Невероятно! Я мгновенно узнаю этот голос, хотя слышала его всего один раз, в течение каких‑то десяти, максимум пятнадцати минут. В нём угадывается искрящийся смех, словно кто‑то на ужасно скучном уроке наклоняется к тебе, обещая сообщить по большому секрету что‑то необыкновенно захватывающее и забавное. Всё застывает. Кровь перестаёт струиться по моим венам. Дыхание прерывается. На секунду даже музыка куда‑то пропадает, и всё, что я слышу – это нечто мягкое, завораживающее, словно отдалённые, приглушённые удары барабана, и я вдруг думаю: «Это я слышу, как бьётся моё сердце», вот только знаю, что это невозможно, потому что сердце тоже остановилось. Снова моё зрение проделывает свой любимый трюк с фокусировкой линзы, как в камере... и я опять вижу Алекса. Он раздвигает толпу плечами, прокладывая путь ко мне.
– Лина! Подожди.
На миг мною овладевает ужас: наверно, он здесь с группой патруля, или начался рейд, или ещё что – но тут я замечаю, что он одет нормально – джинсы, разношенные кроссовки с чернильными шнурками и вылинявшая майка.
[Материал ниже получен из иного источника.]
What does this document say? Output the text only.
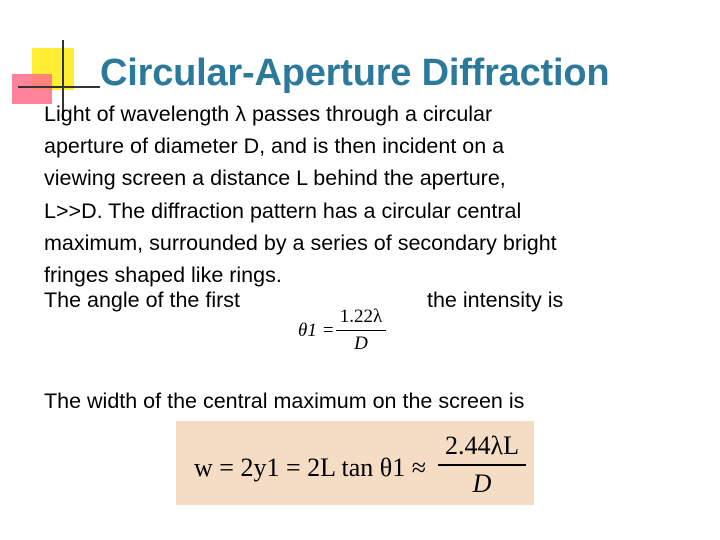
Circular-Aperture Diffraction
Light of wavelength λ passes through a circular
aperture of diameter D, and is then incident on a
viewing screen a distance L behind the aperture,
L>>D. The diffraction pattern has a circular central
maximum, surrounded by a series of secondary bright
fringes shaped like rings.
The angle of the first	the intensity is
θ1 =
1.22λ
D
The width of the central maximum on the screen is
w = 2y1 = 2L tan θ1 ≈
2.44λL
D
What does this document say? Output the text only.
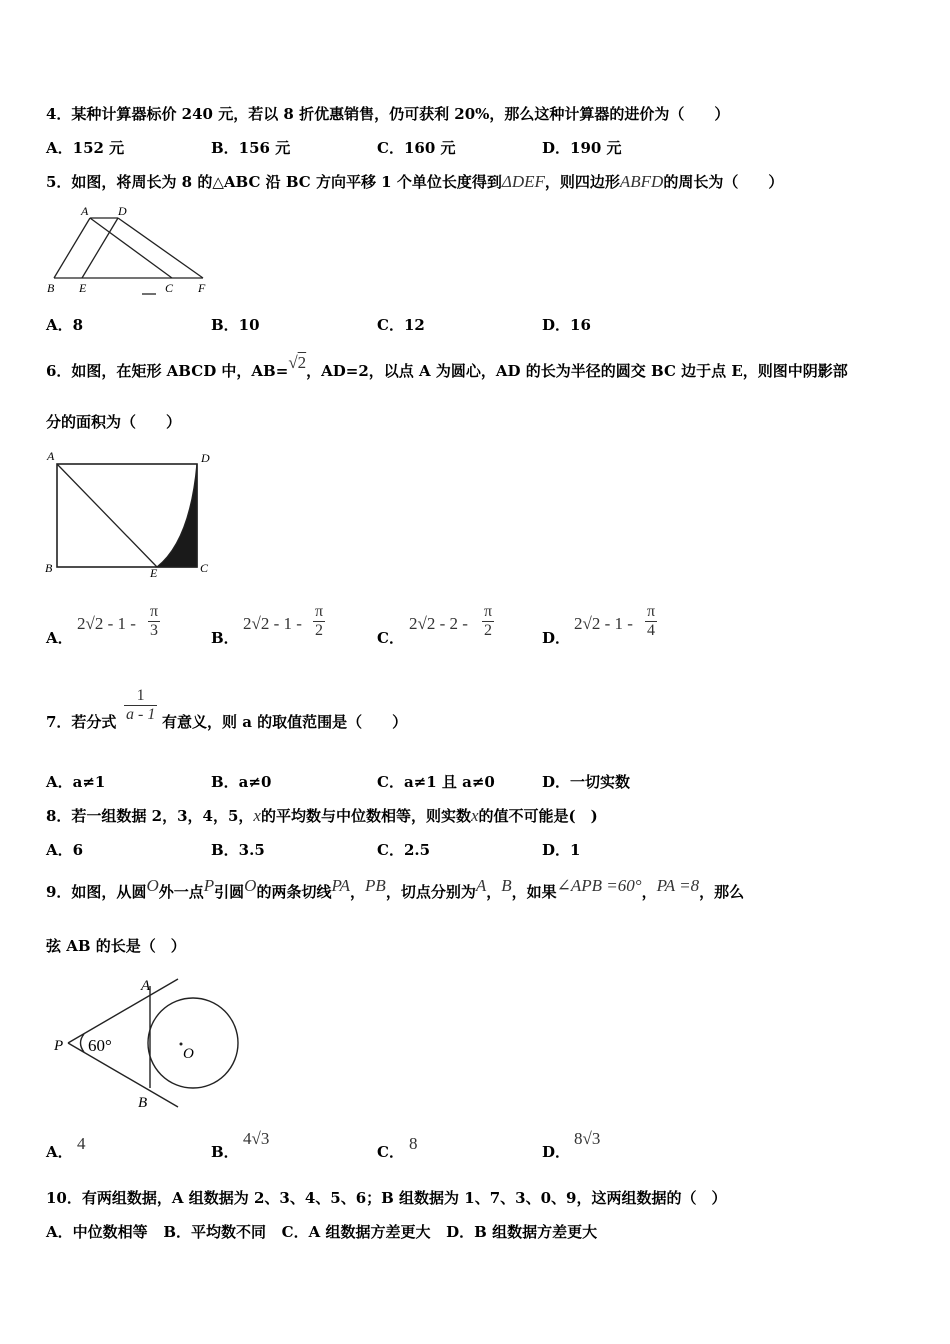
4．某种计算器标价 240 元，若以 8 折优惠销售，仍可获利 20%，那么这种计算器的进价为（　　）
A．152 元	B．156 元	C．160 元	D．190 元
5．如图，将周长为 8 的△ABC 沿 BC 方向平移 1 个单位长度得到ΔDEF，则四边形ABFD的周长为（　　）
A D
B E	C F
A．8	B．10	C．12	D．16
6．如图，在矩形 ABCD 中，AB=√2，AD=2，以点 A 为圆心，AD 的长为半径的圆交 BC 边于点 E，则图中阴影部
分的面积为（　　）
A	D
B	E	C
A．
$2√2 - 1 - \frac{\pi}{3}$	B．
$2√2 - 1 - \frac{\pi}{2}$	C．
$2√2 - 2 - \frac{\pi}{2}$	D．
$2√2 - 1 - \frac{\pi}{4}$
7．若分式 $\frac{1}{a - 1}$ 有意义，则 a 的取值范围是（　　）
A．a≠1	B．a≠0	C．a≠1 且 a≠0	D．一切实数
8．若一组数据 2，3，4，5，x的平均数与中位数相等，则实数x的值不可能是(　)
A．6	B．3.5	C．2.5	D．1
9．如图，从圆O外一点P引圆O的两条切线PA，PB，切点分别为A，B，如果∠APB =60°，PA =8，那么
弦 AB 的长是（　）
A
P 60°	O
B
A． 4	B．
4√3
C． 8	D．
8√3
10．有两组数据，A 组数据为 2、3、4、5、6；B 组数据为 1、7、3、0、9，这两组数据的（　）
A．中位数相等 B．平均数不同 C．A 组数据方差更大 D．B 组数据方差更大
– А ты что здесь делаешь? – вырывается у меня.
Он усмехается:
– Я тоже рад тебя видеть.
Он оставил между нами расстояние в несколько футов, чему я очень рада. В полумраке цвет его глаз почти не различим. Ну и хорошо – ни к чему мне сейчас лишние волнения, ни к чему снова переживать то же, что тогда, у лабораторий, когда он наклонился и прошептал мне на ухо слово «серый»: и страх, и раскаяние, и восторг, и острое осознание его близости – всё одновременно.
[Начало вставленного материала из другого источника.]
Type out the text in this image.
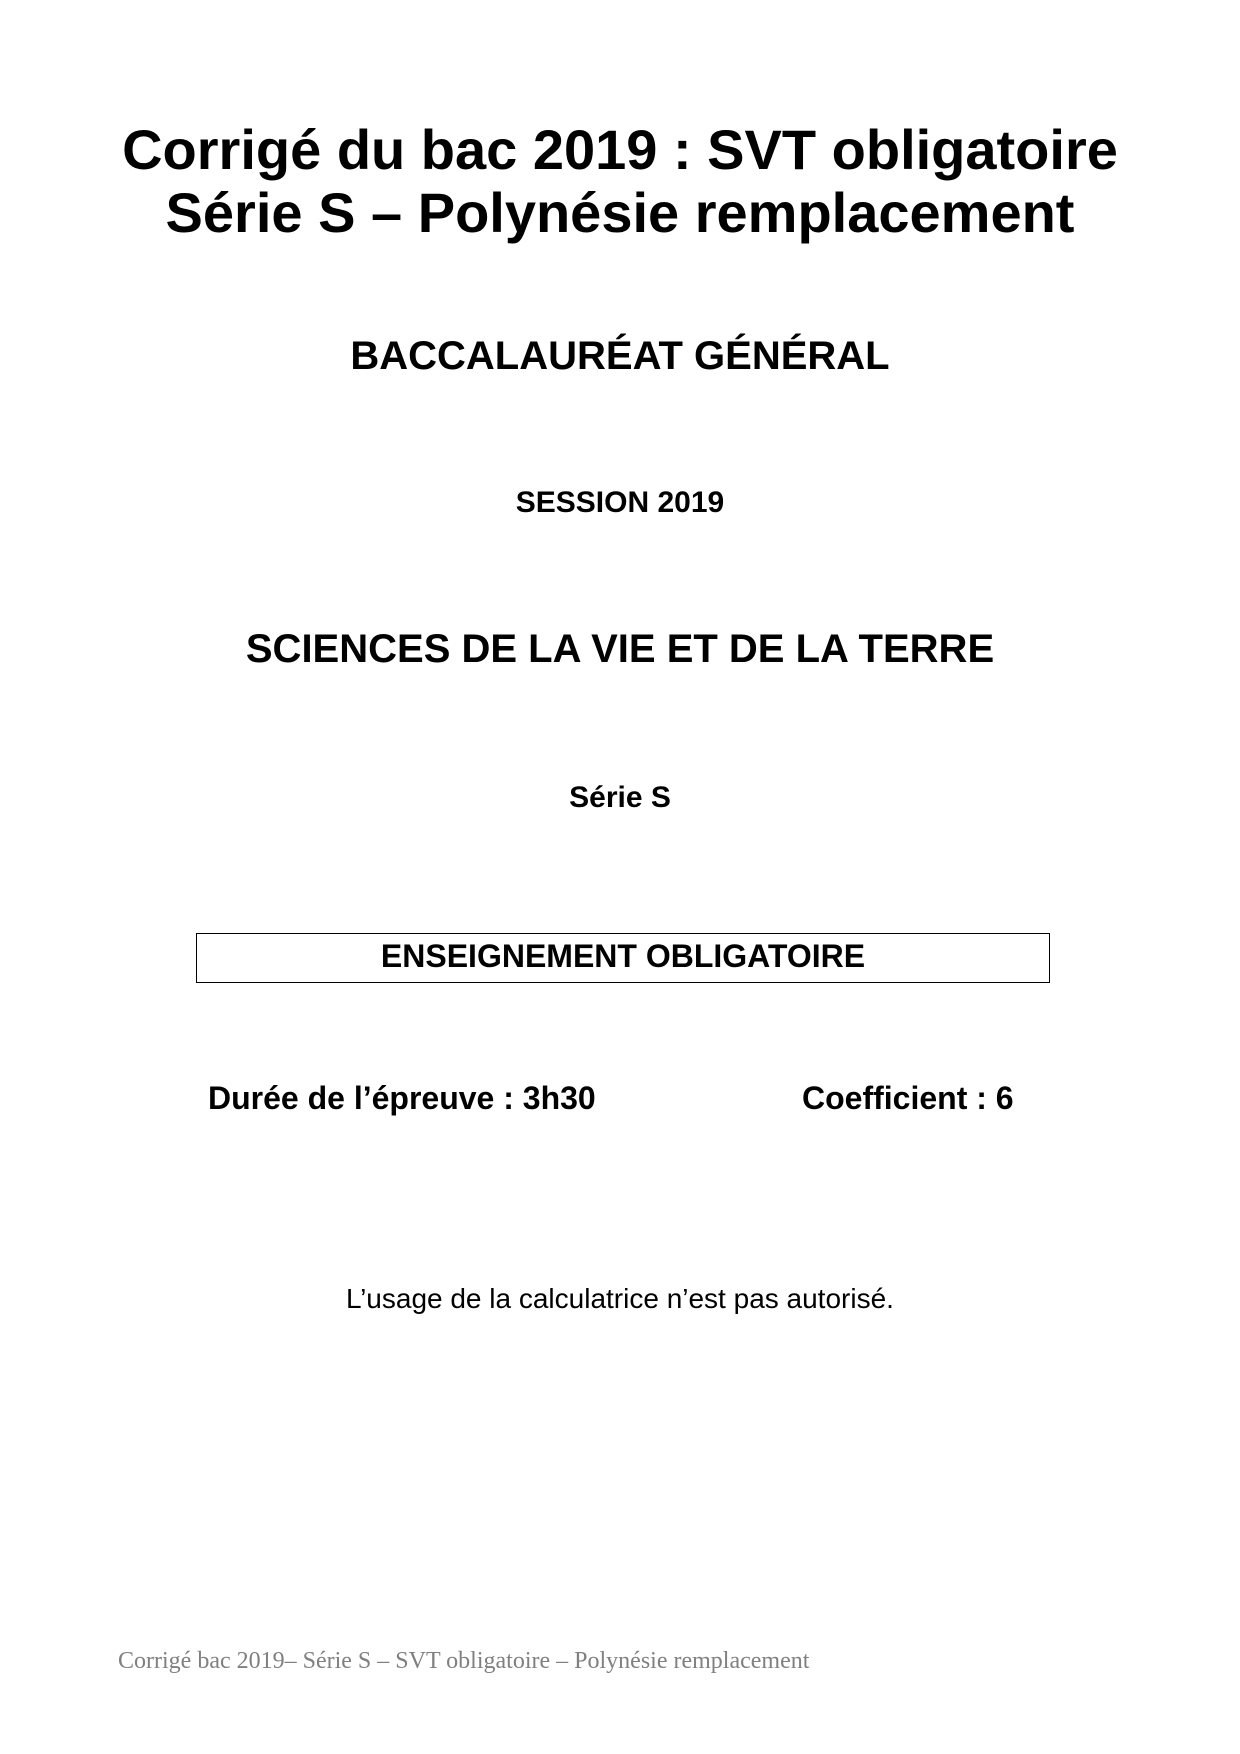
Corrigé du bac 2019 : SVT obligatoire
Série S – Polynésie remplacement
BACCALAURÉAT GÉNÉRAL
SESSION 2019
SCIENCES DE LA VIE ET DE LA TERRE
Série S
ENSEIGNEMENT OBLIGATOIRE
Durée de l’épreuve : 3h30	Coefficient : 6
L’usage de la calculatrice n’est pas autorisé.
Corrigé bac 2019– Série S – SVT obligatoire – Polynésie remplacement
– Я серьёзно спрашиваю, – говорю я, стараясь выглядеть как можно суровее.
Его улыбка меркнет, хотя и не исчезает полностью. Он выдыхает, слегка надув щёки:
– Я как все – пришёл музыку послушать.
– Да как ты... – пытаюсь найти подходящие слова, но что‑то плохо получается. – Но это же...
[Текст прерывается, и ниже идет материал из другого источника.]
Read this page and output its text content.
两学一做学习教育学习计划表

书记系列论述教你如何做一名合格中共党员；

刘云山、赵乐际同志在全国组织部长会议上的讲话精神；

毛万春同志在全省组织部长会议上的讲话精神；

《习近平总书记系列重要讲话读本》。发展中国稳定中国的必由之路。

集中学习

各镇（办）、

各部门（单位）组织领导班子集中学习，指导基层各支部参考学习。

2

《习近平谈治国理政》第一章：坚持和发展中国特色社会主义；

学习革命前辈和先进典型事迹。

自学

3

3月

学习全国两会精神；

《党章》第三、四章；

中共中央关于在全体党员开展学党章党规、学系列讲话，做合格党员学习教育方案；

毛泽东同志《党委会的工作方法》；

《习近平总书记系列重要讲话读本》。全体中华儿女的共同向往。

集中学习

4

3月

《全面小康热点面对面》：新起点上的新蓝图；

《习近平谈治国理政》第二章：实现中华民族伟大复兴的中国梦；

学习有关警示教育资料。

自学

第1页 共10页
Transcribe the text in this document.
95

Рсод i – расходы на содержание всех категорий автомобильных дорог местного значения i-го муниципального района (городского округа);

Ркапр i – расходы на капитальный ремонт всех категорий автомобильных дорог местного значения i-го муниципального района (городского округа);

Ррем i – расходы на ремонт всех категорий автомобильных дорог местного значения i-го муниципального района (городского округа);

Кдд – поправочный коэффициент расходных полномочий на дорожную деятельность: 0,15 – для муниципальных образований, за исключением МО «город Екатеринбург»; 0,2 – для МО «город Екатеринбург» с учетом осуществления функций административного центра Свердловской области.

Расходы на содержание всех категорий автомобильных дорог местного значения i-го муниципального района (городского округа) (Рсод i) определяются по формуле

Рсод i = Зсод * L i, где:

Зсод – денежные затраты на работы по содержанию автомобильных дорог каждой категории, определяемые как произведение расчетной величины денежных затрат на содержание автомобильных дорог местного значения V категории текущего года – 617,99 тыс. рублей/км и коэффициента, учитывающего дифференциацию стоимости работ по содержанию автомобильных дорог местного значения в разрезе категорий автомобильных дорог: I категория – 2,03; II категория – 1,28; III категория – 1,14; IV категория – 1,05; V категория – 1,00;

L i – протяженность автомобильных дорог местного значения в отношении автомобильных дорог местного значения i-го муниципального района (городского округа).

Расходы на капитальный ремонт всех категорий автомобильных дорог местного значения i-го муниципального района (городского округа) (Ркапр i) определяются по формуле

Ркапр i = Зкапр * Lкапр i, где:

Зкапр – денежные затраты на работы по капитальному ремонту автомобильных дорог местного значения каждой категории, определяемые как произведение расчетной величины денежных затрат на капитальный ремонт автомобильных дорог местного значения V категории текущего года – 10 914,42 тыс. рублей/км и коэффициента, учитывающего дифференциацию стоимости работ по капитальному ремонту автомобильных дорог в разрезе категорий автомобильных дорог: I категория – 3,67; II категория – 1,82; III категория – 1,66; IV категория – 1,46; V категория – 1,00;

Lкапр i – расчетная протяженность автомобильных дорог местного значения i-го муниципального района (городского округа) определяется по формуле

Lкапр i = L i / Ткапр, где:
– Незаконно? – Алекс пожимает плечами. Прядка падает ему на глаза, и когда он поворачивается, чтобы окинуть взглядом веселящихся, свет прожекторов с подиума запутывается в ней и окрашивает в памятный и невероятный золотисто‑бронзовый цвет. – Ну и что ж... – За грохотом музыки его голос почти не слышен, так что я вынуждена наклониться к нему. – Вреда ведь никакого. Никто никому не делает ничего плохого...
«Да тебе‑то откуда знать...» – собираюсь возразить я, но его слова полны такой тоски, что я замолкаю. Алекс запускает руку себе в волосы, и мне становится виден маленький, идеально симметричный треугольный шрам за его левым ухом. Откуда такая печаль? Может, он жалеет о том, что потерял после Процедуры? Например, музыка затрагивает уже не так глубоко, да и, возможно, его не совсем начисто избавили от угрызений совести. Дело в том, что Процедура воздействует на разных людей по‑разному, и не всегда всё идёт как по маслу. Вот почему мои дядя и тётя по временам видят сны, а кузина Марсия, бывало, ни с того ни с сего разражалась истерическим плачем.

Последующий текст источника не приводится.